Additionally, it was noted that >30% of opioid-naïve patients were discharged on opioids. This finding is particularly alarming since it is known that new opioid prescriptions originating from treatment of an acute pain episode in the inpatient setting can be the nidus of long term opioid use [7,8]. These studies, along with the one by Moore et al. highlight the clinical conundrum of treating acute pain in hospitalized patients appropriately, while not setting the patient up for long-term adverse effects or complications. Similarly, the CDC noted in their most recent “Clinical Practice Guideline for Prescribing Opioids for Pain–United States, 2022” [9] that pain is a complex phenomenon and that the 2016 CDC Guideline for Prescribing Opioids for Chronic Pain led to laws and regulations that may have had a positive impact for some in the opioid crisis, while negatively impacting others due to the rigid interpretation of the guidelines. Some of the concerns with this strict interpretation and implementation mentioned within the 2022 Guideline update revolve around untreated or undertreated pain as well as serious adverse effects from withdrawal, overdose, and psychological issues, including suicidal behavior [10-15]. While the misapplication of the 2016 CDC Opioid Prescribing Guideline led to harm in certain patients, the 2022 Guidelines challenge the previous approach given the new evidence that has surfaced related to treating both acute and chronic pain.

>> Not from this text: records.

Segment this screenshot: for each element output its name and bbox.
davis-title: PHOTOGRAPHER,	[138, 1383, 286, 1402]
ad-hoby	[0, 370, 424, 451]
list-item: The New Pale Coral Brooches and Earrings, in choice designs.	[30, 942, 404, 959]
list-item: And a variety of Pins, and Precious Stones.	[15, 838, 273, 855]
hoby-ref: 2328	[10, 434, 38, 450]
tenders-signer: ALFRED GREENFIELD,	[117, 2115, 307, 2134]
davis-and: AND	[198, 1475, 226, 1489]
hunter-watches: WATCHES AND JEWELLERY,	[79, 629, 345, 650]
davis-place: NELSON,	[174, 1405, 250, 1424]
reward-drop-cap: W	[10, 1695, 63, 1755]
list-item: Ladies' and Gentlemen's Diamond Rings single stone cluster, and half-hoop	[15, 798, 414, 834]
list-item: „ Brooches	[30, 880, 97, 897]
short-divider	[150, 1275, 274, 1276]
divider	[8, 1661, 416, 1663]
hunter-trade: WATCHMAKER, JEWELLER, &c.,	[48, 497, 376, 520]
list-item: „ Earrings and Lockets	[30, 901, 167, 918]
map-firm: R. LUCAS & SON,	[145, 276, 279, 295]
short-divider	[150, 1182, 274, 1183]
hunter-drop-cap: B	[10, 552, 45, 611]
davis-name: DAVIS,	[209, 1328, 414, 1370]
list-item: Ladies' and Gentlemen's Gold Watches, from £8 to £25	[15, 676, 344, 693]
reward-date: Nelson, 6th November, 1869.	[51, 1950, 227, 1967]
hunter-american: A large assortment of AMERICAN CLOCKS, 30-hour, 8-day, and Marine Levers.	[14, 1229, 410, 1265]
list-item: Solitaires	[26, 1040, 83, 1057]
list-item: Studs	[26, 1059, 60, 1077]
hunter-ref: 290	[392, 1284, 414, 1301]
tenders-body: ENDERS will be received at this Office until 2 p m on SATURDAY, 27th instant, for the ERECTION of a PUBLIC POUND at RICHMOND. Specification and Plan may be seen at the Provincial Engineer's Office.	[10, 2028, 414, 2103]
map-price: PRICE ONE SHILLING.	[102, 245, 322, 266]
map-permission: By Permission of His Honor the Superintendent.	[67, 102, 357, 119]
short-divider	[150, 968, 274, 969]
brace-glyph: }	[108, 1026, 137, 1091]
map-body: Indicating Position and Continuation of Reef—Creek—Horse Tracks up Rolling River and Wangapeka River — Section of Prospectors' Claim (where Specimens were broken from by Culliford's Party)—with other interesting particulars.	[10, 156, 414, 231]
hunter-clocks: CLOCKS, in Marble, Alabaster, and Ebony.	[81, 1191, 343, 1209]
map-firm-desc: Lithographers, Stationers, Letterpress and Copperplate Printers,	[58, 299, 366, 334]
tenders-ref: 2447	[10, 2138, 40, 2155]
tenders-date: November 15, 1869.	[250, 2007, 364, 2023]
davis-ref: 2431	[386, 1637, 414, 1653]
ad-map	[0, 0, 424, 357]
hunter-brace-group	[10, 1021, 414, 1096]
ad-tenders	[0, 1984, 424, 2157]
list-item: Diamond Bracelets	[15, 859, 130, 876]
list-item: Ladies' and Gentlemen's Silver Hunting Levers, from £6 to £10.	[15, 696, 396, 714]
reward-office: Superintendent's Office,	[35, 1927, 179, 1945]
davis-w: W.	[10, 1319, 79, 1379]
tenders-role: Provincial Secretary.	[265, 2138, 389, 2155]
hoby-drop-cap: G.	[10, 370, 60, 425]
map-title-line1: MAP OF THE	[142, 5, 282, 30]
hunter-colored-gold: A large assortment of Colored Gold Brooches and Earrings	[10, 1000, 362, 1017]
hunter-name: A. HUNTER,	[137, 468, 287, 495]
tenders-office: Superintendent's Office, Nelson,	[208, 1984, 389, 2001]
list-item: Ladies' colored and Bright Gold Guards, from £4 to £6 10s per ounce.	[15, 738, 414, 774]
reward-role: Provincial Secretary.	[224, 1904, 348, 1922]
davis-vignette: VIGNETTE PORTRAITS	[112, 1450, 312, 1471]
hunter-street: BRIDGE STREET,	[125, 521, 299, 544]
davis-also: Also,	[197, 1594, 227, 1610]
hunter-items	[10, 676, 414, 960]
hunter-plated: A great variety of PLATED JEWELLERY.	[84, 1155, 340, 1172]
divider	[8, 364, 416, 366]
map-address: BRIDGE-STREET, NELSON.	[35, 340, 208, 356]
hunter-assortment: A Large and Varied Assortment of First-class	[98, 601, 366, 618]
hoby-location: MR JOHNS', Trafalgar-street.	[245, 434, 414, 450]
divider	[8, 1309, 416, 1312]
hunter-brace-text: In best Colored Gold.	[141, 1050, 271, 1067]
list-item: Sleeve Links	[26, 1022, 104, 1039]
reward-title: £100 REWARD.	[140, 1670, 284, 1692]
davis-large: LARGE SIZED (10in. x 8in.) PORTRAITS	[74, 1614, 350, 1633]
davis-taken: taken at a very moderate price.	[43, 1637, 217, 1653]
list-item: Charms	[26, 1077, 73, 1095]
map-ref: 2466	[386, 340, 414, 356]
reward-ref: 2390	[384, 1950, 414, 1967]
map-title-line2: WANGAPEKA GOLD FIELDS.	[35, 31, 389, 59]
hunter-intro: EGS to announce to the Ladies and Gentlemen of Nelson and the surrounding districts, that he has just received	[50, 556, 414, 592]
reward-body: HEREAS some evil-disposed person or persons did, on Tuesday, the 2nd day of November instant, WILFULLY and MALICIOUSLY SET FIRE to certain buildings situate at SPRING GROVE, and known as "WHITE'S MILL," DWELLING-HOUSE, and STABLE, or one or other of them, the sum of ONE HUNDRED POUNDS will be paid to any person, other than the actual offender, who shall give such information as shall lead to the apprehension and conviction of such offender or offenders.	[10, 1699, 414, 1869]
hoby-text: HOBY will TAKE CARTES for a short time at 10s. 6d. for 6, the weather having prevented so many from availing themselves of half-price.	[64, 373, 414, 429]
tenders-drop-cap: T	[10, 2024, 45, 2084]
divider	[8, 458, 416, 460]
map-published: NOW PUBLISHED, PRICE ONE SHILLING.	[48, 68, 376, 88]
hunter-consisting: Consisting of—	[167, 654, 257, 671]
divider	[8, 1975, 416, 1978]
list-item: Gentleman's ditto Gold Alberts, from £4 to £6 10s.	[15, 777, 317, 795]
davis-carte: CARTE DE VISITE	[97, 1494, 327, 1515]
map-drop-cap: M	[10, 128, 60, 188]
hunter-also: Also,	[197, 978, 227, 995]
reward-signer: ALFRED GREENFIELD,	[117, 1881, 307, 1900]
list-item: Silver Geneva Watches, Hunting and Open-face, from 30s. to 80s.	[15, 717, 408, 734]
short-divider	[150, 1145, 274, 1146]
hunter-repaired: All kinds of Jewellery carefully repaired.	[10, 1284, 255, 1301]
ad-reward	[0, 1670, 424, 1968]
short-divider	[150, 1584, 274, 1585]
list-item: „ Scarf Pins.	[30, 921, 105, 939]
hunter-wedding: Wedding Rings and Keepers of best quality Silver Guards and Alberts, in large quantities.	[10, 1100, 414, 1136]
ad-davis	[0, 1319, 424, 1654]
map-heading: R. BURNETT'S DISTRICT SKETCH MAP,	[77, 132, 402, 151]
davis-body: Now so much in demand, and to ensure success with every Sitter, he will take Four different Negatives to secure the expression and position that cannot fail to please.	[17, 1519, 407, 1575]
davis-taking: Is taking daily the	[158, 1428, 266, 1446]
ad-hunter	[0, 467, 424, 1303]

The practice of treating acute and chronic pain with opioid medications varies across the United States. Despite the decline in opioid misuse and opioid use disorders with the 2016 CDC Opioid Prescribing Guideline, opioid medications remain a common therapeutic medication used for pain management. It is important to continue to evaluate the risks and benefits associated with the use of opioids in the treatment of acute pain. As pointed out by Moore et al. there is a need for opioid stewardship to reduce some of the long-term ramifications of starting opioid treatment in the hospitalized setting, and in having opioid-naïve populations continue these opioids beyond the acute setting [3]. There is no panacea for the opioid crisis, and going too far one way by restricting therapy or the opposite direction with wanton use can have significant detrimental effects; however, being apathetic to the crisis potentially leads to an even broader negative impact on the general population. It is imperative for clinicians to use opioid stewardship best practices and lessons learned from continued research, the 2022 CDC Update on Clinical Practice Guideline for Prescribing Opioids for Pain, and to ensure an individualized approach to caring for the patient with pain is utilized, while also putting into place broader mitigation strategies that are flexible enough to support patient-centered care.